Fermat test (test for simplicity)
Function for checking the number for simplicity by Fermat's small theorem:
import math
import random
def is_prime(num, test_count):
for i in range(test_count):
rnd = random.randint(1, num - 1)
if (rnd ** (num - 1) % num != 1):
return False
return True
print(is_prime(13, 10))
It is said that you need to perform a larger number of tests so that the result is more accurate (so that you are less likely to stumble upon "tricksters" of Fermat).
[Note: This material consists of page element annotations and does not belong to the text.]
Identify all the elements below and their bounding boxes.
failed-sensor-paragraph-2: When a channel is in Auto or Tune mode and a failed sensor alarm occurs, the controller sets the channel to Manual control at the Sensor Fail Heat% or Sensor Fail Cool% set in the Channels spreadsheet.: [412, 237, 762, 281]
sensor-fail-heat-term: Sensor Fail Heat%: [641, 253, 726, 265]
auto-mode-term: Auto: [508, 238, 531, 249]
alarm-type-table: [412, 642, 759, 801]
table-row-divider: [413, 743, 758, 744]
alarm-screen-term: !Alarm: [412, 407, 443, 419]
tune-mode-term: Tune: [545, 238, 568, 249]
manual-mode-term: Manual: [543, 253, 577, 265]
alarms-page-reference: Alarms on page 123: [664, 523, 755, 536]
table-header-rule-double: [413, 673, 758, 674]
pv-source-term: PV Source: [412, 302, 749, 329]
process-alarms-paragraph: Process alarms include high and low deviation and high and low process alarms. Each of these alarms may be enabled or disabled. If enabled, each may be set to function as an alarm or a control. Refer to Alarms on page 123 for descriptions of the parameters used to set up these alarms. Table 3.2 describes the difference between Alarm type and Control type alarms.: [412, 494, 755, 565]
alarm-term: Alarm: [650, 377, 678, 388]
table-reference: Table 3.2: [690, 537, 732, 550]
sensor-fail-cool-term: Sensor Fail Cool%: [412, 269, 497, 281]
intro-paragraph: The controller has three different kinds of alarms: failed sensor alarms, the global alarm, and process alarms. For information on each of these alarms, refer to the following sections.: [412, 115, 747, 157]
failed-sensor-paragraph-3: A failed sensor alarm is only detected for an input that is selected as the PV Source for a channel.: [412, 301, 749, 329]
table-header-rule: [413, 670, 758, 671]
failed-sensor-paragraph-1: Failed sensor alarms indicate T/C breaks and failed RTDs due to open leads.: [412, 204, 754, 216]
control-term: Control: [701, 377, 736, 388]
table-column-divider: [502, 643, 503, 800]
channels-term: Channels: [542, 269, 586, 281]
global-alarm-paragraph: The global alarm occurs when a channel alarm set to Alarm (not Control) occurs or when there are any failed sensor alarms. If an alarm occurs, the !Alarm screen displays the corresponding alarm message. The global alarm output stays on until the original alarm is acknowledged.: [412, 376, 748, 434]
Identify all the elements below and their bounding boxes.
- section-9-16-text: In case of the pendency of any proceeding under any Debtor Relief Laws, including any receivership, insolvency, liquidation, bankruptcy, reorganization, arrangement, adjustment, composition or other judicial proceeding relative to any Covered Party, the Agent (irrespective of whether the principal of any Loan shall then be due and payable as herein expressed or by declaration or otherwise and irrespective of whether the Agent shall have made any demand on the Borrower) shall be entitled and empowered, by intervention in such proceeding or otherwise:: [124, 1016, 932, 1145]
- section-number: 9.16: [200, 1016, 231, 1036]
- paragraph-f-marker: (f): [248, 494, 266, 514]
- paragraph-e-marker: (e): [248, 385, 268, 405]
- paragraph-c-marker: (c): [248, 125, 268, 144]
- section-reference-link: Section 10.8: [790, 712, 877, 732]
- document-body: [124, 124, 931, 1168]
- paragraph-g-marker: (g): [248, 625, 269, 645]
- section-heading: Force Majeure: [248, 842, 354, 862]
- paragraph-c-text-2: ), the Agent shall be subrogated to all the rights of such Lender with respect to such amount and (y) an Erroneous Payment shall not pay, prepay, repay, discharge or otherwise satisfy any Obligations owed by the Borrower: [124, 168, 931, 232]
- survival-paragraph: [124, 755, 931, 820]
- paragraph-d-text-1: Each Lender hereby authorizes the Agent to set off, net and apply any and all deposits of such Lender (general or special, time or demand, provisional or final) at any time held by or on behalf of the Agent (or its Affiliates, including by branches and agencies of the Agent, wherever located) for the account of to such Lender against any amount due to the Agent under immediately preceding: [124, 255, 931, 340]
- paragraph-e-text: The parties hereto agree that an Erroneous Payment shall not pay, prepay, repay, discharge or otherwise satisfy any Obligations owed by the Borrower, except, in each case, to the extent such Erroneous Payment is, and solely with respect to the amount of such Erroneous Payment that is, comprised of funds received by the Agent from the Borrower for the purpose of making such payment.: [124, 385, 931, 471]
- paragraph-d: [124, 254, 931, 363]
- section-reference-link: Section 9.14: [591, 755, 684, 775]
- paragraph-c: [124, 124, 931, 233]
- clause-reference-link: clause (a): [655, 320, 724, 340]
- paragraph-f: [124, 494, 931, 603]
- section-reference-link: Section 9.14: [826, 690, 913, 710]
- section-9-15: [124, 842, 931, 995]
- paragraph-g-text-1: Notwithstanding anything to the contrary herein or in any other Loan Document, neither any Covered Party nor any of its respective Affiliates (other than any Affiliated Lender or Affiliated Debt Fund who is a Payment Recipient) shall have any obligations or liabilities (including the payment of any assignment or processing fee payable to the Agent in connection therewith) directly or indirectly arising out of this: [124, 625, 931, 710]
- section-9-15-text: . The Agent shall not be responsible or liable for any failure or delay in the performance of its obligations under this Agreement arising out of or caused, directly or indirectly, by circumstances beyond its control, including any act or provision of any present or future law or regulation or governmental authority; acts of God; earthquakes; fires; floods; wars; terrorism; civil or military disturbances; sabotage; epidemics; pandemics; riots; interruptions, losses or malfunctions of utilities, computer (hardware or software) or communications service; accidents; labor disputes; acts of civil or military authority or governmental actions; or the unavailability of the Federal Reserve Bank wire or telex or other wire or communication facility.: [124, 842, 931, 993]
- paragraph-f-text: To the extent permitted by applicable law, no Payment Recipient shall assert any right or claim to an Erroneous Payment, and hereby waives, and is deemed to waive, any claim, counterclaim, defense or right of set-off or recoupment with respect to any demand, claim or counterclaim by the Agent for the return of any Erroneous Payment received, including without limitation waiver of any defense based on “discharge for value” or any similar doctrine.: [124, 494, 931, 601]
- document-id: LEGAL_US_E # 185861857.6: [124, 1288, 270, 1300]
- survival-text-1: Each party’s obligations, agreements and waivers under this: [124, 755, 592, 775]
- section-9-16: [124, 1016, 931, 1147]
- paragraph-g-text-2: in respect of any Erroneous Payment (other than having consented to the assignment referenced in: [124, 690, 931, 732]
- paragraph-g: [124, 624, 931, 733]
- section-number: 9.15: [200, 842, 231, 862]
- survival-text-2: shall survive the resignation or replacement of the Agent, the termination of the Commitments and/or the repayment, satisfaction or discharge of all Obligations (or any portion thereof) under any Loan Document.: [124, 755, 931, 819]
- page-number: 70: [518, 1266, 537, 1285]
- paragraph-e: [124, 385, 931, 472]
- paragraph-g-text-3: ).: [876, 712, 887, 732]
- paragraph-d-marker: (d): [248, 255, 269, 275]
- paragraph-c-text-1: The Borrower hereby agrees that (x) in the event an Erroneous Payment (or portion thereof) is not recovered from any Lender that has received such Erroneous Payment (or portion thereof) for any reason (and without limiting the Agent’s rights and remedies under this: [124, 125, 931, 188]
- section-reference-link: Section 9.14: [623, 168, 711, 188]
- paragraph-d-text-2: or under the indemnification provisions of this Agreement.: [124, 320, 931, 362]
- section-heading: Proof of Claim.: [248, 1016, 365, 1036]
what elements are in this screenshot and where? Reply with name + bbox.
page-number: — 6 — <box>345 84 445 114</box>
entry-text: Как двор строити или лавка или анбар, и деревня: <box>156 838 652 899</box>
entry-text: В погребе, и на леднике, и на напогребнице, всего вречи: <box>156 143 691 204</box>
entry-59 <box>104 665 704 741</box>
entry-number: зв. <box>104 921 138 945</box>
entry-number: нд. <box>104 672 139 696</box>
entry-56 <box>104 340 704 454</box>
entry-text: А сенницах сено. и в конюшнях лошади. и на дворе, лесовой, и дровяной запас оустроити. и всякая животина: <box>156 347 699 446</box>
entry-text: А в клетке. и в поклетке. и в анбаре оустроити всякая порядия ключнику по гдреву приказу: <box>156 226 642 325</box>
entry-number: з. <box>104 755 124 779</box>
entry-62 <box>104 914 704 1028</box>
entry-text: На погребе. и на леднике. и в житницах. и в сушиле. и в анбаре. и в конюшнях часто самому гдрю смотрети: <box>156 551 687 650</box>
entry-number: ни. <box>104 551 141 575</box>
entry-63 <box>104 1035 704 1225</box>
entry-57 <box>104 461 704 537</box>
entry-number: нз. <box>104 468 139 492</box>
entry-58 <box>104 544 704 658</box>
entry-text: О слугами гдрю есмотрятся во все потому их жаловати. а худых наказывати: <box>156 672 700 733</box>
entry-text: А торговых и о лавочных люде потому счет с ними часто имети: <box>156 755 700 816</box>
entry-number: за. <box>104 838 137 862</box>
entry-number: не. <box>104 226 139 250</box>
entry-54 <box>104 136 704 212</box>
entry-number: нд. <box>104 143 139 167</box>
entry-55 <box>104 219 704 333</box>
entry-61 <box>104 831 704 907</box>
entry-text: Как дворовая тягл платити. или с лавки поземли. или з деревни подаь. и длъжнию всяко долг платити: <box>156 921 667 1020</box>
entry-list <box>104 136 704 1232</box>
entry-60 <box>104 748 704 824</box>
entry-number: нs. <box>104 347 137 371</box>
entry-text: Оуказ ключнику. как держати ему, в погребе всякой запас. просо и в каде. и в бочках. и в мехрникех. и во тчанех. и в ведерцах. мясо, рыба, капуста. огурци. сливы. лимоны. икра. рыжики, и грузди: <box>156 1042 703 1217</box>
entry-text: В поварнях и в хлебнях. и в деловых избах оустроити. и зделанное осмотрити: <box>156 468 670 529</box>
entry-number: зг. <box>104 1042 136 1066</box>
Rod Stevenson's book Algorithms says: "..for a natural number p, at least half of the values of n between 1 and p are Fermat's witnesses... You may get unlucky and take as n the trickster Farm...
The question itself: I ran tests and did not find these "tricksters" of Fermat in any way... Except for the actual number 1. How do I "stumble" on this number, or am I doing something wrong?
1 answers
You see, you were told that there were at least 50% of witnesses. This is score from below, i.e. if there are cheaters, then there are no more than 50% of them. For example, 0.0001%. Or not at all - this is also less than 50% :) By the way, I have some doubts about the 50% estimate - there are, for example, Carmichael numbers, where this value, as far as I remember, is much higher...
The simplest deceivers are 4, 11, 14 for the number 15. 3 pieces, about 20%. The following cheaters are only for 21, for all there are no intermediate ones.
For 91 = 7 * 13, there are 35 of them, more than 38%.
So there are scammers, you're just unlucky enough to stumble upon them.
Look for yourself at p = 561 or 1105, how many cheaters there are.
P.S. I'm not strong in Python, how is it with a range of integer values? and then it's one thing to build a 10 to 12 degree, and quite another - 300 to 500... You would have made a loop just in case, but in the loop you calculated the exponentiation modulo.